Shoin, let us close this expanded post with a few words on the missing murder weapon: Some midroshim tell us Kayin didn’t even know how to kill. Kayin killed Hevel “by accident,” not realizing the blow would kill. He kept hitting different parts of Hevel until he learned where death lay. In other words, there was no intent to kill. In that case, the RBSO’s mercy may have reflected that lack of intent — involuntary manslaughter in the world’s first case file. Maybe that’s why the RBSO gave him a break — no weapon, no premeditation, no motive sheet, and the harshest charge dismissed! The RBSO as the first merciful judge: “Okay, Kayin, you’re guilty, but I’ll give you probation. Seven generations of wandering should do it.”

The bottom line: What do we know now? That the RBSO did not tell us why He had rachmunis (mercy) on Kayin. As to a rationale, we have many choices to pick form; pick the pshat that talks to you and satisfies your need to understand. Who said we need to chap the RBSO’s was?

Kayin was spared either because:

Picture the scene: The first-ever courtroom drama — no lawyers, no jury, no CNN coverage, just Kayin standing before the RBSO. No forensics, no DNA, no ring camera footage, not even a body count expert — just a shocked family and the RBSO doing the questioning. “Kayin, where’s your brother?” And Kayin gives the line of the century: “Am I my brother’s keeper?” Chevra, the man just invented sarcasm! First murder, first lie, first deflection — the trifecta of human nature.

And so, raboyseyee, the world’s very first criminal trial ended not with an execution, but with a commutation.

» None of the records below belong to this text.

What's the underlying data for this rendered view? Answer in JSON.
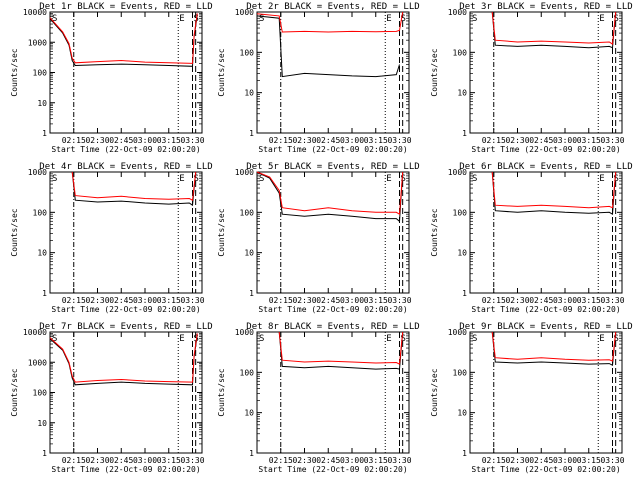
{
  "figure": {
    "x_tick_labels": [
      "02:15",
      "02:30",
      "02:45",
      "03:00",
      "03:15",
      "03:30"
    ],
    "y_tick_labels": [
      "1",
      "10",
      "100",
      "1000"
    ],
    "y_tick_labels_wide": [
      "1",
      "10",
      "100",
      "1000",
      "10000"
    ],
    "ylabel": "Counts/sec",
    "xlabel": "Start Time (22-Oct-09 02:00:20)",
    "marker_S": "S",
    "marker_E": "E",
    "colors": {
      "events": "#000000",
      "lld": "#ff0000",
      "axes": "#000000",
      "background": "#ffffff"
    }
  },
  "chart_data": [
    {
      "type": "line",
      "title": "Det 1r BLACK = Events, RED = LLD",
      "xlim": [
        "02:00",
        "03:36"
      ],
      "ylog": true,
      "ylim": [
        1,
        10000
      ],
      "series": [
        {
          "name": "BLACK = Events",
          "x": [
            "02:00",
            "02:08",
            "02:12",
            "02:14",
            "02:16",
            "02:30",
            "02:45",
            "03:00",
            "03:15",
            "03:30",
            "03:31",
            "03:33"
          ],
          "values": [
            6000,
            2000,
            800,
            250,
            170,
            180,
            190,
            180,
            170,
            160,
            1500,
            8000
          ]
        },
        {
          "name": "RED = LLD",
          "x": [
            "02:00",
            "02:08",
            "02:12",
            "02:14",
            "02:16",
            "02:30",
            "02:45",
            "03:00",
            "03:15",
            "03:30",
            "03:31",
            "03:33"
          ],
          "values": [
            6500,
            2200,
            900,
            300,
            210,
            230,
            250,
            220,
            210,
            200,
            1700,
            9000
          ]
        }
      ],
      "vlines": {
        "dashdot": [
          "02:15"
        ],
        "dotted": [
          "03:21"
        ],
        "dashed": [
          "03:30",
          "03:32"
        ]
      }
    },
    {
      "type": "line",
      "title": "Det 2r BLACK = Events, RED = LLD",
      "xlim": [
        "02:00",
        "03:36"
      ],
      "ylog": true,
      "ylim": [
        1,
        1000
      ],
      "series": [
        {
          "name": "BLACK = Events",
          "x": [
            "02:00",
            "02:14",
            "02:16",
            "02:30",
            "02:45",
            "03:00",
            "03:15",
            "03:28",
            "03:30"
          ],
          "values": [
            800,
            700,
            25,
            30,
            28,
            26,
            25,
            28,
            50
          ]
        },
        {
          "name": "RED = LLD",
          "x": [
            "02:00",
            "02:14",
            "02:16",
            "02:30",
            "02:45",
            "03:00",
            "03:15",
            "03:28",
            "03:30",
            "03:32"
          ],
          "values": [
            900,
            800,
            320,
            330,
            320,
            330,
            325,
            330,
            350,
            1000
          ]
        }
      ],
      "vlines": {
        "dashdot": [
          "02:15"
        ],
        "dotted": [
          "03:21"
        ],
        "dashed": [
          "03:30",
          "03:32"
        ]
      }
    },
    {
      "type": "line",
      "title": "Det 3r BLACK = Events, RED = LLD",
      "xlim": [
        "02:00",
        "03:36"
      ],
      "ylog": true,
      "ylim": [
        1,
        1000
      ],
      "series": [
        {
          "name": "BLACK = Events",
          "x": [
            "02:14",
            "02:16",
            "02:30",
            "02:45",
            "03:00",
            "03:15",
            "03:28",
            "03:30",
            "03:32"
          ],
          "values": [
            1000,
            150,
            140,
            150,
            140,
            130,
            140,
            130,
            1000
          ]
        },
        {
          "name": "RED = LLD",
          "x": [
            "02:14",
            "02:16",
            "02:30",
            "02:45",
            "03:00",
            "03:15",
            "03:28",
            "03:30",
            "03:32"
          ],
          "values": [
            1000,
            200,
            180,
            190,
            180,
            170,
            180,
            160,
            1000
          ]
        }
      ],
      "vlines": {
        "dashdot": [
          "02:15"
        ],
        "dotted": [
          "03:21"
        ],
        "dashed": [
          "03:30",
          "03:32"
        ]
      }
    },
    {
      "type": "line",
      "title": "Det 4r BLACK = Events, RED = LLD",
      "xlim": [
        "02:00",
        "03:36"
      ],
      "ylog": true,
      "ylim": [
        1,
        1000
      ],
      "series": [
        {
          "name": "BLACK = Events",
          "x": [
            "02:14",
            "02:16",
            "02:30",
            "02:45",
            "03:00",
            "03:15",
            "03:28",
            "03:30",
            "03:32"
          ],
          "values": [
            1000,
            200,
            180,
            190,
            170,
            160,
            170,
            150,
            1000
          ]
        },
        {
          "name": "RED = LLD",
          "x": [
            "02:14",
            "02:16",
            "02:30",
            "02:45",
            "03:00",
            "03:15",
            "03:28",
            "03:30",
            "03:32"
          ],
          "values": [
            1000,
            260,
            230,
            250,
            220,
            210,
            220,
            200,
            1000
          ]
        }
      ],
      "vlines": {
        "dashdot": [
          "02:15"
        ],
        "dotted": [
          "03:21"
        ],
        "dashed": [
          "03:30",
          "03:32"
        ]
      }
    },
    {
      "type": "line",
      "title": "Det 5r BLACK = Events, RED = LLD",
      "xlim": [
        "02:00",
        "03:36"
      ],
      "ylog": true,
      "ylim": [
        1,
        1000
      ],
      "series": [
        {
          "name": "BLACK = Events",
          "x": [
            "02:00",
            "02:08",
            "02:14",
            "02:16",
            "02:30",
            "02:45",
            "03:00",
            "03:15",
            "03:28",
            "03:30",
            "03:32"
          ],
          "values": [
            1000,
            700,
            300,
            90,
            80,
            90,
            80,
            70,
            70,
            60,
            1000
          ]
        },
        {
          "name": "RED = LLD",
          "x": [
            "02:00",
            "02:08",
            "02:14",
            "02:16",
            "02:30",
            "02:45",
            "03:00",
            "03:15",
            "03:28",
            "03:30",
            "03:32"
          ],
          "values": [
            1000,
            750,
            350,
            130,
            110,
            130,
            110,
            100,
            100,
            90,
            1000
          ]
        }
      ],
      "vlines": {
        "dashdot": [
          "02:15"
        ],
        "dotted": [
          "03:21"
        ],
        "dashed": [
          "03:30",
          "03:32"
        ]
      }
    },
    {
      "type": "line",
      "title": "Det 6r BLACK = Events, RED = LLD",
      "xlim": [
        "02:00",
        "03:36"
      ],
      "ylog": true,
      "ylim": [
        1,
        1000
      ],
      "series": [
        {
          "name": "BLACK = Events",
          "x": [
            "02:14",
            "02:16",
            "02:30",
            "02:45",
            "03:00",
            "03:15",
            "03:28",
            "03:30",
            "03:32"
          ],
          "values": [
            1000,
            110,
            100,
            110,
            100,
            95,
            100,
            90,
            1000
          ]
        },
        {
          "name": "RED = LLD",
          "x": [
            "02:14",
            "02:16",
            "02:30",
            "02:45",
            "03:00",
            "03:15",
            "03:28",
            "03:30",
            "03:32"
          ],
          "values": [
            1000,
            150,
            140,
            150,
            140,
            130,
            140,
            130,
            1000
          ]
        }
      ],
      "vlines": {
        "dashdot": [
          "02:15"
        ],
        "dotted": [
          "03:21"
        ],
        "dashed": [
          "03:30",
          "03:32"
        ]
      }
    },
    {
      "type": "line",
      "title": "Det 7r BLACK = Events, RED = LLD",
      "xlim": [
        "02:00",
        "03:36"
      ],
      "ylog": true,
      "ylim": [
        1,
        10000
      ],
      "series": [
        {
          "name": "BLACK = Events",
          "x": [
            "02:00",
            "02:08",
            "02:12",
            "02:14",
            "02:16",
            "02:30",
            "02:45",
            "03:00",
            "03:15",
            "03:30",
            "03:31",
            "03:33"
          ],
          "values": [
            6000,
            2500,
            900,
            300,
            180,
            200,
            220,
            200,
            190,
            180,
            1500,
            8000
          ]
        },
        {
          "name": "RED = LLD",
          "x": [
            "02:00",
            "02:08",
            "02:12",
            "02:14",
            "02:16",
            "02:30",
            "02:45",
            "03:00",
            "03:15",
            "03:30",
            "03:31",
            "03:33"
          ],
          "values": [
            6500,
            2700,
            1000,
            350,
            220,
            250,
            270,
            240,
            230,
            220,
            1700,
            9000
          ]
        }
      ],
      "vlines": {
        "dashdot": [
          "02:15"
        ],
        "dotted": [
          "03:21"
        ],
        "dashed": [
          "03:30",
          "03:32"
        ]
      }
    },
    {
      "type": "line",
      "title": "Det 8r BLACK = Events, RED = LLD",
      "xlim": [
        "02:00",
        "03:36"
      ],
      "ylog": true,
      "ylim": [
        1,
        1000
      ],
      "series": [
        {
          "name": "BLACK = Events",
          "x": [
            "02:14",
            "02:16",
            "02:30",
            "02:45",
            "03:00",
            "03:15",
            "03:28",
            "03:30",
            "03:32"
          ],
          "values": [
            1000,
            140,
            130,
            140,
            130,
            120,
            125,
            120,
            1000
          ]
        },
        {
          "name": "RED = LLD",
          "x": [
            "02:14",
            "02:16",
            "02:30",
            "02:45",
            "03:00",
            "03:15",
            "03:28",
            "03:30",
            "03:32"
          ],
          "values": [
            1000,
            200,
            180,
            190,
            180,
            170,
            175,
            160,
            1000
          ]
        }
      ],
      "vlines": {
        "dashdot": [
          "02:15"
        ],
        "dotted": [
          "03:21"
        ],
        "dashed": [
          "03:30",
          "03:32"
        ]
      }
    },
    {
      "type": "line",
      "title": "Det 9r BLACK = Events, RED = LLD",
      "xlim": [
        "02:00",
        "03:36"
      ],
      "ylog": true,
      "ylim": [
        1,
        1000
      ],
      "series": [
        {
          "name": "BLACK = Events",
          "x": [
            "02:14",
            "02:16",
            "02:30",
            "02:45",
            "03:00",
            "03:15",
            "03:28",
            "03:30",
            "03:32"
          ],
          "values": [
            1000,
            180,
            170,
            180,
            170,
            160,
            165,
            150,
            1000
          ]
        },
        {
          "name": "RED = LLD",
          "x": [
            "02:14",
            "02:16",
            "02:30",
            "02:45",
            "03:00",
            "03:15",
            "03:28",
            "03:30",
            "03:32"
          ],
          "values": [
            1000,
            230,
            210,
            230,
            210,
            200,
            205,
            190,
            1000
          ]
        }
      ],
      "vlines": {
        "dashdot": [
          "02:15"
        ],
        "dotted": [
          "03:21"
        ],
        "dashed": [
          "03:30",
          "03:32"
        ]
      }
    }
  ]
}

Kayin, the original bad boy, walked. Just him, his conscience, and a mark on his forehead. You could say, quite literally, he was the first person in history to get away with murder. Maybe that’s where the expression comes from!  Perhaps that’s why the RBSO let him live — not to reward him, but to teach us that you can fool people, but you can’t fool Heaven. The RBSO sees it all. Still, in the annals of human history, Kayin gets the dubious honor of inspiring the phrase “getting away with murder” — proving that even when you do, you never really do. The guilt, the wandering, the divine ankle monitor — it’s all there.

On the other hand, the man killed his only brother, talked his way out of it, and then went on to build a city and start a family. That’s quite the second chance and career turnaround.


A gittin Shabbis and a Gittin upcoming new Choidesh.